In a study in the American Journal of Preventive Medicine (2) 27 out of 30 cardiovascular risk factors were more common among abstainers than moderate drinkers. The study was carried out in the U.S. by telephone survey, and found that non-drinkers were more likely to have characteristics associated with increased cardiovascular disease mortality in terms of demographic factors, social factors, behavioural factors, access to health care, and health-related conditions. This makes moderate drinkers look good, even though their lower cardiovascular risk is nothing to do with the occasional glass of wine.

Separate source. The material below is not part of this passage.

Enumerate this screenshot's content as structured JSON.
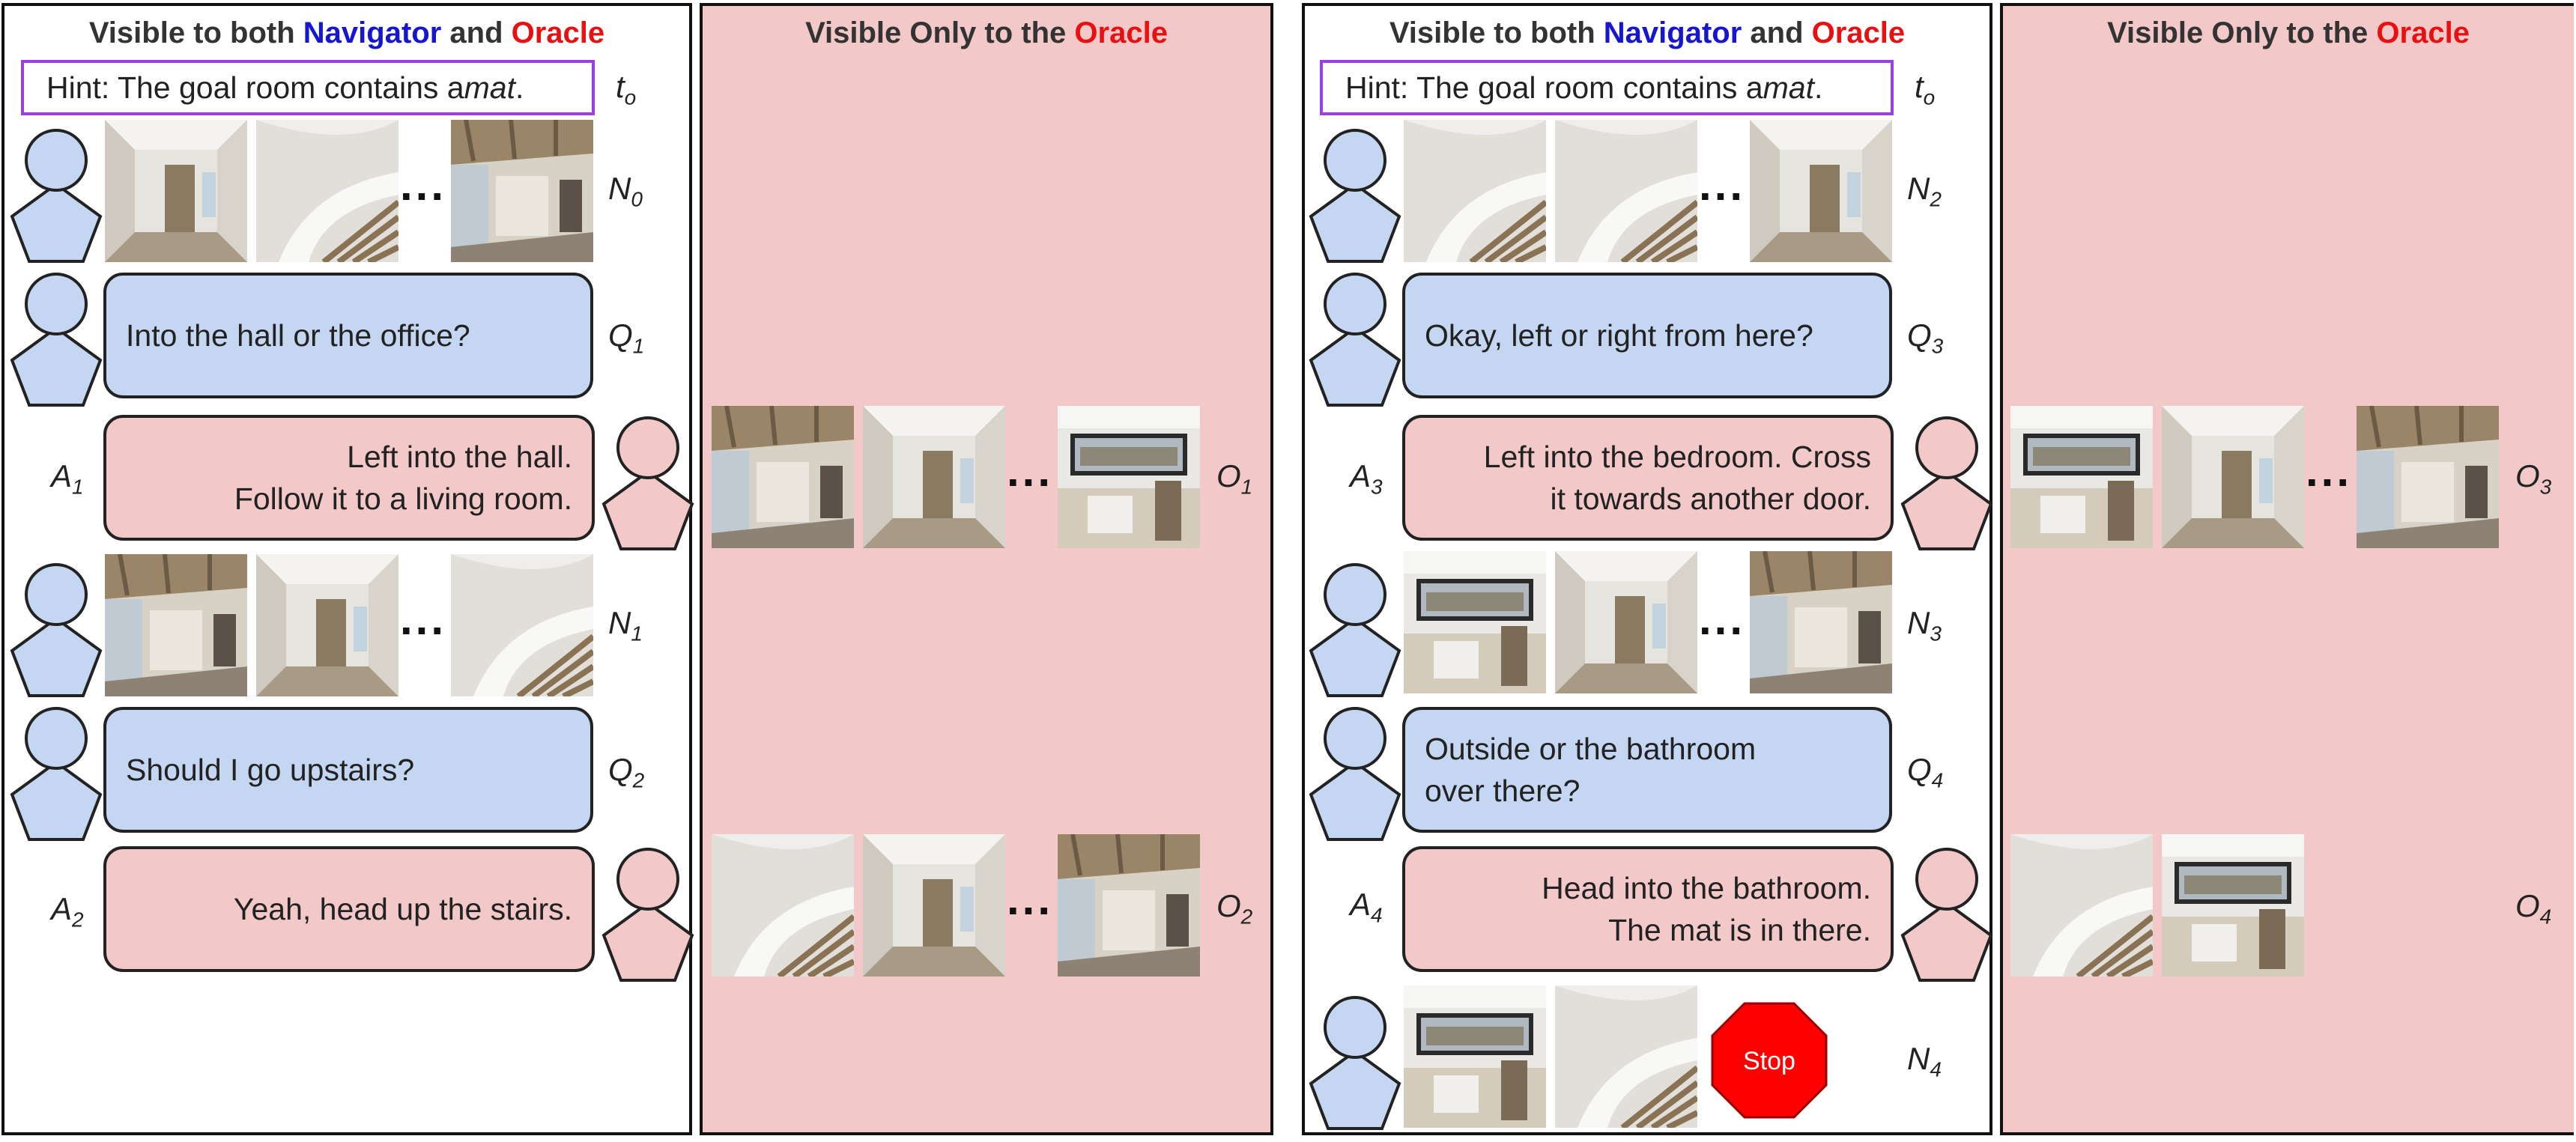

The study concludes: "Given their limitations, nonrandomized studies about the health effects of moderate drinking should be interpreted with caution, particularly since excessive alcohol consumption is a leading health hazard in the United States." If anything, heavy drinking is more likely to be protective of heart disease than light drinking, say the researchers. Unfortunately, there's little point in cleaning out your coronary arteries with a cellular poison that will simply kill you in some other way.
It would appear that moderate drinkers live longer in spite of their occasional glass of wine, not because of it. Season's Greetings.
1) Lancet 2005;366: 1911-2
Alcohol and ischaemic heart disease: probably no free lunch.
Jackson R, Broad J, Connor J, Wells S
2) Am J Prev Med. 2005 May;28(4):369-73.
Cardiovascular risk factors and confounders among nondrinking and moderate-drinking U.S. adults.
Naimi TS, Brown DW, Brewer RD, et. al.